The definition of insanity is doing the same thing and expecting different results.

Likewise, it's useless to keep applying Enlightenment answers to problems that the Enlightenment has proven it is incapable of solving. Any problem that still exists in America or Europe today isn't something the Enlightenment can solve. If it could, it already would have. We've had hundreds of years, after all, to apply every last vestige of those ancient thinkers' philosophy.

Americans and Europeans are like full cups. They are filled to the brim with ancient religions, ancient philosophies, ancient moral codes they refuse to review or question. Because the cup is full, nothing more will fit in. Any new ideas are summarily rejected because they conflict with beliefs already 'in the cup.' At this rate they may as well be pre-programmed machines, since they never deviate from the manufacturer's mold anyway. We must unlearn everything we've learned, reject everything we've accepted, and start over at first principles.

Only by changing first principles could we possibly hope to reach new, different, more effective conclusions. The Enlightenment didn't take the Bible for 'granted' and then work from there. They started from first principles. Descartes, most famously, started with just 'cogito ergo sum.' We have to be as brave, original, free-thinking and wise as they were. We have to be inventors too.

Given the facts we know today, about genetics, about history, about comparative well-being between the different nations, about cosmology, about evolution, about economics, what can we conclude? How could we design a state even better than the one we have today? How can we solve the unsolvable problems of our time? What would people have to first believe before they were willing to live differently, to pass different laws? That's the task of today's philosopher. If new philosophers point the way, inevitably some society somewhere will try it out. Just like America decided to try out the philosophy of the Enlightenment, and we found out it worked out rather well for ourselves. The next 'Egypt' might revolt from the Enlightenment, and demand the new philosopher's invention be put in place. Or maybe it will be a place so backwards they never experienced the Enlightenment, and they could leapfrog ahead of everyone. If North Korea adopted a new, modern philosophy, how ironic if it were to speed ahead of everyone else?

Imagine a country that fully embraced evolution, eugenics, and scientific research. A society with a citizen's dividend that left no one behind, and an education that included virtue and art that encouraged marriage. A society that expected more from its people than drinking and drugs, and like the Spartans gave people too much pride and discipline to live in sin. A society that only allowed in the most deserving of immigrants who could truly enrich their native populace. A society that actually had more children than it had parents.
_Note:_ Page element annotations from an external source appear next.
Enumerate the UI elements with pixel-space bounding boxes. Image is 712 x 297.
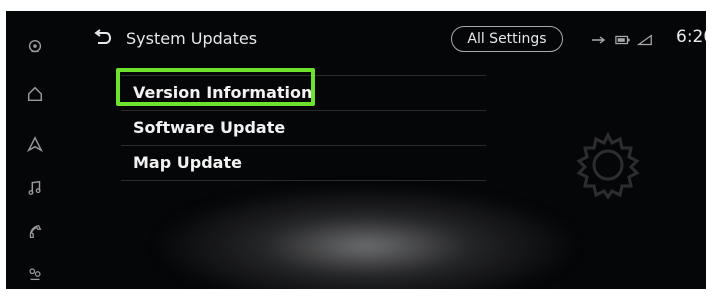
infotainment-screen: System Updates All Settings 6:20 Version… (6, 11, 706, 289)
usb-icon (592, 36, 606, 44)
direction-arrow-icon[interactable] (24, 133, 46, 155)
back-arrow-icon[interactable] (92, 27, 114, 49)
battery-icon (615, 35, 630, 45)
page-title: System Updates (126, 29, 258, 48)
music-icon[interactable] (24, 177, 46, 199)
menu-item-software-update[interactable]: Software Update (121, 111, 486, 146)
all-settings-button[interactable]: All Settings (451, 26, 563, 52)
signal-icon (637, 34, 652, 46)
sidebar (6, 11, 66, 289)
apps-icon[interactable] (24, 263, 46, 285)
navigation-pin-icon[interactable] (24, 36, 46, 58)
home-icon[interactable] (24, 83, 46, 105)
gear-icon (576, 131, 640, 200)
screen-glare (156, 186, 576, 289)
highlight-box (116, 68, 315, 106)
status-bar (591, 32, 653, 48)
menu-item-map-update[interactable]: Map Update (121, 146, 486, 181)
header: System Updates All Settings 6:20 (86, 25, 706, 53)
phone-icon[interactable] (24, 221, 46, 243)
clock: 6:20 (676, 27, 706, 47)
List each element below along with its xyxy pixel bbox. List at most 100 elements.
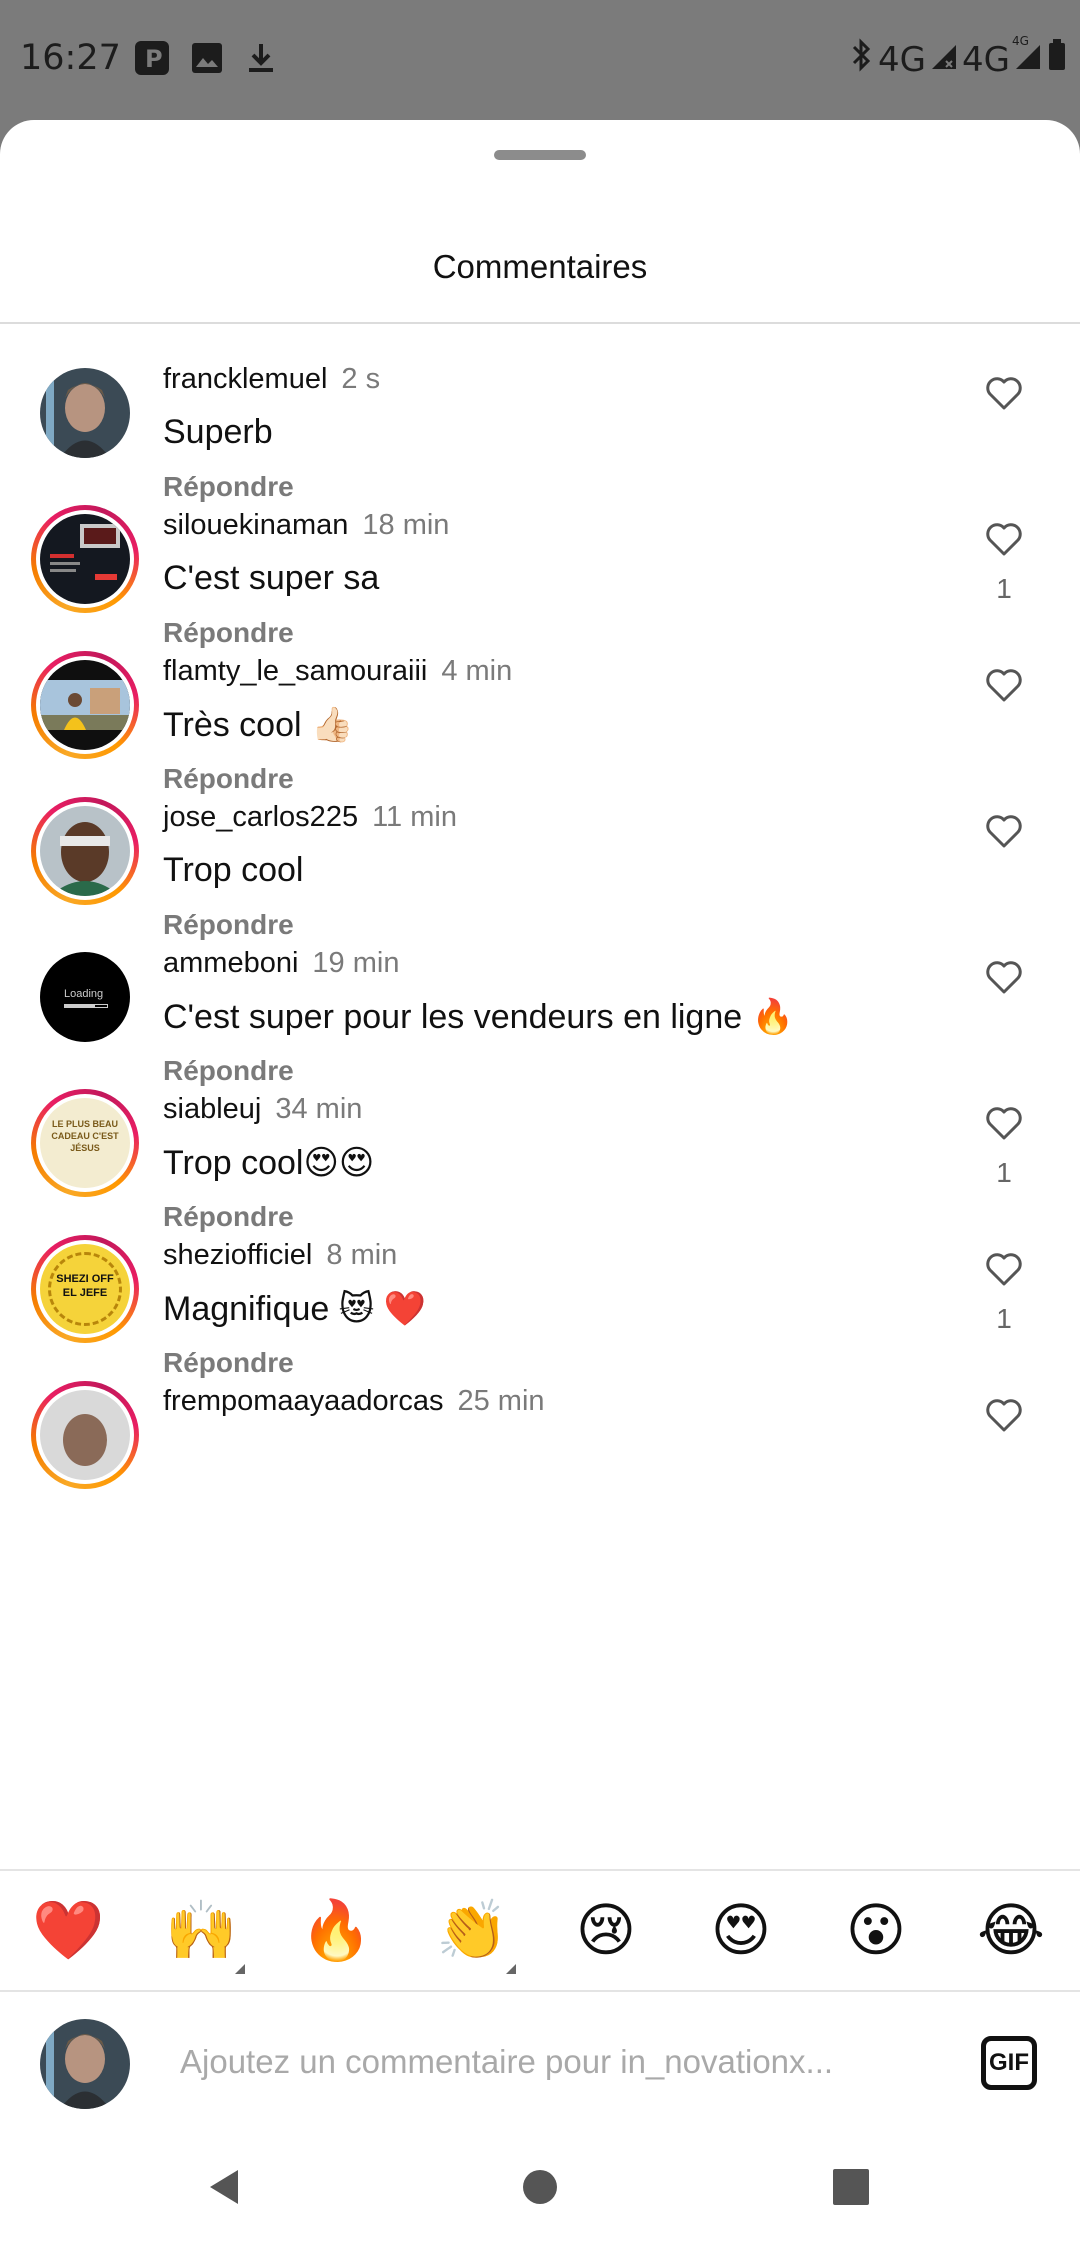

A society that protected its environment and used clean, renewable energy they built themselves, exporting the surplus yield to the outside world as a product instead of needing to import fuel as a cost.

How many years before they became the most powerful, prosperous state in the world? How many years before other countries started to emulate them, for fear of being left behind, or because their citizenry was fed up with living sub-par lives? How many years before they conquered the world, just like the Europeans did after the Enlightenment? I don't know, but I do know that it would happen. History has taught us that those who live closest to God's will dictate terms to those who live furthest from it. Progress, prosperity and power is the reward of righteousness.